Two of the biggest hard-disk drive makers, Seagate Technology and Hitachi Global Storage Technology, both said last week that they plan to have drives on the market with the first half of this year that are capable of holding a terabyte (1000G bytes) of data.
Hitachi said it would have a drive available in the retail market before the end of March for US$399. Models for use in digital video recorders and enterprise computer servers will follow in the second quarter when production volumes increase, said Doug Pickford, Hitachi's director of market and product strategy.
The 7K1000 drive, which will be on show at next week's Consumer Electronics Show in Las Vegas, will have five 3.5-inch disk platters on which to store data. It will carry a SATA (Serial Advanced Technology Attachment) interface on the retail version. A model with the older PATA (Parallel Advanced Technology Attachment) interface will follow later, said Pickford. It will have a rotational speed of 7,200 rpm.

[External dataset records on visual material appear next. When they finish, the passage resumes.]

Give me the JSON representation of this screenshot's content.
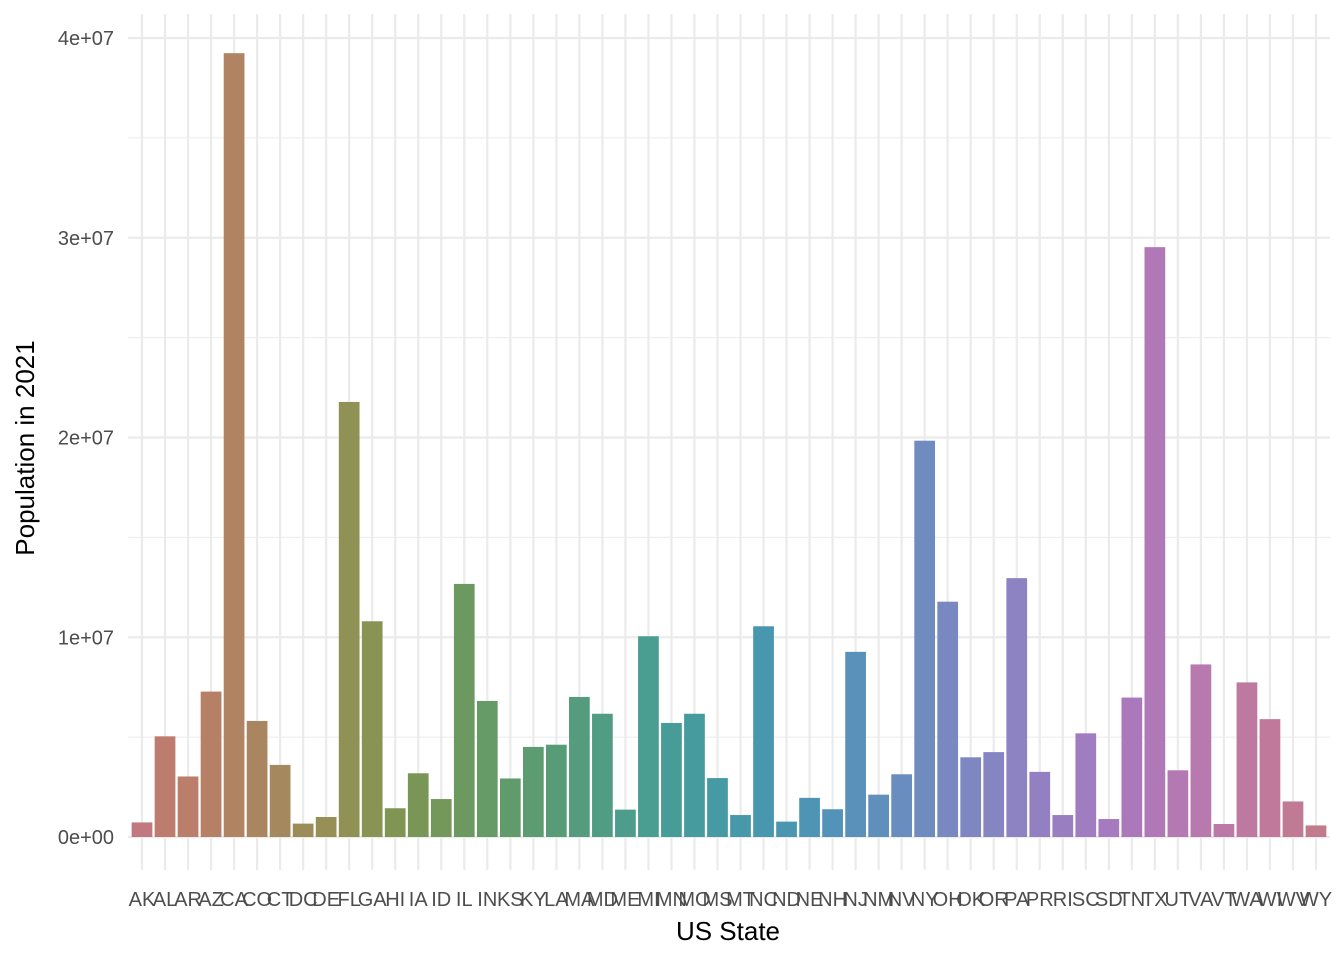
{
  "chart_data": {
    "type": "bar",
    "title": "",
    "xlabel": "US State",
    "ylabel": "Population in 2021",
    "ylim": [
      0,
      40000000
    ],
    "yticks": [
      {
        "value": 0,
        "label": "0e+00"
      },
      {
        "value": 10000000,
        "label": "1e+07"
      },
      {
        "value": 20000000,
        "label": "2e+07"
      },
      {
        "value": 30000000,
        "label": "3e+07"
      },
      {
        "value": 40000000,
        "label": "4e+07"
      }
    ],
    "grid": true,
    "legend": "none",
    "categories": [
      "AK",
      "AL",
      "AR",
      "AZ",
      "CA",
      "CO",
      "CT",
      "DC",
      "DE",
      "FL",
      "GA",
      "HI",
      "IA",
      "ID",
      "IL",
      "IN",
      "KS",
      "KY",
      "LA",
      "MA",
      "MD",
      "ME",
      "MI",
      "MN",
      "MO",
      "MS",
      "MT",
      "NC",
      "ND",
      "NE",
      "NH",
      "NJ",
      "NM",
      "NV",
      "NY",
      "OH",
      "OK",
      "OR",
      "PA",
      "PR",
      "RI",
      "SC",
      "SD",
      "TN",
      "TX",
      "UT",
      "VA",
      "VT",
      "WA",
      "WI",
      "WV",
      "WY"
    ],
    "values": [
      730000,
      5040000,
      3030000,
      7280000,
      39240000,
      5810000,
      3610000,
      670000,
      1000000,
      21780000,
      10800000,
      1440000,
      3190000,
      1900000,
      12670000,
      6810000,
      2930000,
      4510000,
      4620000,
      7010000,
      6170000,
      1370000,
      10050000,
      5710000,
      6170000,
      2950000,
      1100000,
      10550000,
      770000,
      1960000,
      1390000,
      9270000,
      2120000,
      3140000,
      19840000,
      11780000,
      3990000,
      4250000,
      12960000,
      3260000,
      1100000,
      5190000,
      900000,
      6980000,
      29530000,
      3340000,
      8640000,
      650000,
      7740000,
      5900000,
      1780000,
      580000
    ],
    "colors": [
      "#C1787F",
      "#BE7C6E",
      "#BB7E6A",
      "#B68066",
      "#B08363",
      "#AA8660",
      "#A3895D",
      "#9C8C58",
      "#968F56",
      "#8F9254",
      "#899353",
      "#819553",
      "#7A9656",
      "#73985A",
      "#6C995F",
      "#669A66",
      "#619B6B",
      "#5D9B70",
      "#589C77",
      "#559C7E",
      "#519D84",
      "#4D9C8C",
      "#4A9D91",
      "#479C98",
      "#469B9E",
      "#469AA4",
      "#4799A9",
      "#4897AE",
      "#4A96B1",
      "#4E95B5",
      "#5493B9",
      "#5A91BB",
      "#618FBC",
      "#688DBE",
      "#708BBF",
      "#7889C1",
      "#7F87C2",
      "#8685C3",
      "#8D83C3",
      "#9380C3",
      "#9A7EC2",
      "#A07CC1",
      "#A67ABE",
      "#AB78BB",
      "#B078B7",
      "#B478B3",
      "#B879AE",
      "#BC79A8",
      "#BE79A1",
      "#C0799A",
      "#C17A94",
      "#C27A8D"
    ]
  }
}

Seagate said in a statement that it plans to begin shipping a 1T-byte drive sometime during the first half of 2007 to major customers like system and PC vendors during that time-frame. It didn't provide any other details of the drive or its cost. Seagate also didn't address the retail market in its statement.
Terabyte drives, for long a goal of the storage industry, started to get within reach in the last year as drive makers began using a new technology called perpendicular recording.

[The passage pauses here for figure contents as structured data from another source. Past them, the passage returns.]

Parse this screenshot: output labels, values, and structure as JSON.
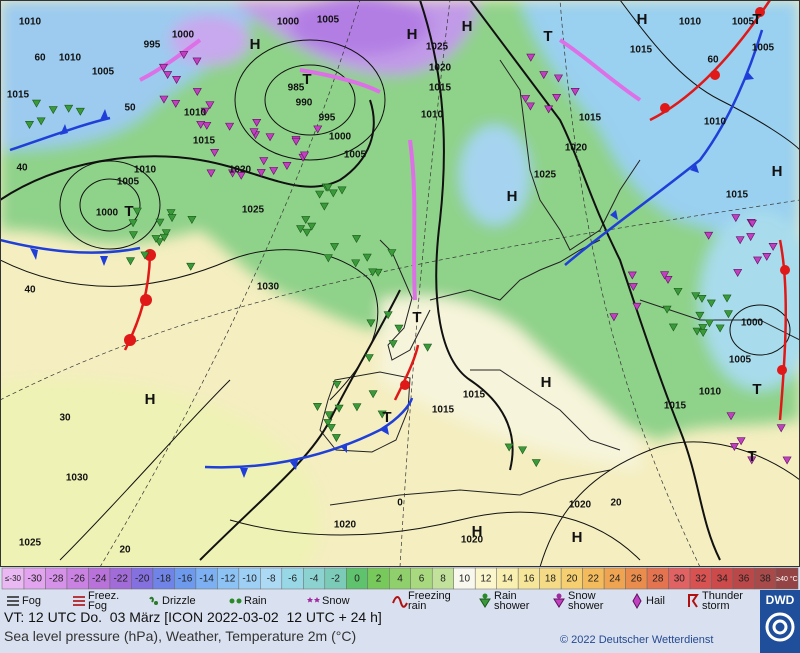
{
  "map": {
    "pressure_labels": [
      1010,
      1000,
      1005,
      1000,
      1010,
      995,
      1005,
      1015,
      985,
      990,
      995,
      1000,
      1010,
      1015,
      1005,
      1020,
      1010,
      1005,
      1000,
      1025,
      1030,
      1025,
      1020,
      1015,
      1010,
      1020,
      1025,
      1015,
      1015,
      1010,
      1005,
      1005,
      1010,
      1015,
      1000,
      1005,
      1010,
      1015,
      1015,
      1015,
      1030,
      1025,
      1020,
      1020,
      1020
    ],
    "temperature_labels": [
      60,
      50,
      40,
      40,
      30,
      20,
      0,
      20,
      60
    ],
    "high_labels": [
      "H",
      "H",
      "H",
      "H",
      "H",
      "H",
      "H",
      "H",
      "H",
      "H"
    ],
    "low_labels": [
      "T",
      "T",
      "T",
      "T",
      "T",
      "T",
      "T",
      "T"
    ]
  },
  "temperature_scale": {
    "low_end": "≤-30",
    "high_end": "≥40 °C",
    "values": [
      -30,
      -28,
      -26,
      -24,
      -22,
      -20,
      -18,
      -16,
      -14,
      -12,
      -10,
      -8,
      -6,
      -4,
      -2,
      0,
      2,
      4,
      6,
      8,
      10,
      12,
      14,
      16,
      18,
      20,
      22,
      24,
      26,
      28,
      30,
      32,
      34,
      36,
      38
    ],
    "colors": [
      "#e2a4ee",
      "#d692e8",
      "#c982e2",
      "#b872da",
      "#a26cd8",
      "#8470de",
      "#6f84e6",
      "#6e9aee",
      "#7cb0f2",
      "#8dc2f4",
      "#9ed0f5",
      "#acdaf4",
      "#98d8e6",
      "#8cd2d0",
      "#7ccbb8",
      "#5fc26c",
      "#78c95c",
      "#90d06c",
      "#a8d97e",
      "#c2e29c",
      "#f8f8ee",
      "#fbf6cc",
      "#f8efb0",
      "#f6e69a",
      "#f5db86",
      "#f5cf70",
      "#f3bb5c",
      "#eea450",
      "#e98c4c",
      "#e47450",
      "#e06262",
      "#d85252",
      "#cc4a4a",
      "#bb4848",
      "#a84a4a"
    ],
    "low_end_color": "#eab8f2",
    "high_end_color": "#944444"
  },
  "weather_legend": [
    "Fog",
    "Freez. Fog",
    "Drizzle",
    "Rain",
    "Snow",
    "Freezing rain",
    "Rain shower",
    "Snow shower",
    "Hail",
    "Thunder storm"
  ],
  "footer": {
    "valid_time": "VT: 12 UTC Do.  03 März [ICON 2022-03-02  12 UTC + 24 h]",
    "description": "Sea level pressure (hPa), Weather, Temperature 2m (°C)",
    "copyright": "© 2022 Deutscher Wetterdienst",
    "logo": "DWD"
  }
}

Like the longitudinal recording that has been used until recently, perpendicular recording relies on magnetically charged particles for data storage. In longitudinal drives, the north and south poles of the magnetic particles run parallel to the disk, but in the new method they are arranged perpendicular to the disk. The result of this new arrangement is that each particle occupies a smaller area of the disk's surface and so more particles can be crammed onto the disk.
The new Hitachi drive will cram 148G bits of data into each square inch of disk space. In comparison, the company's current highest-capacity 3.5-inch drive, a 500G-byte model based on longitudinal recording, can only manage half that density.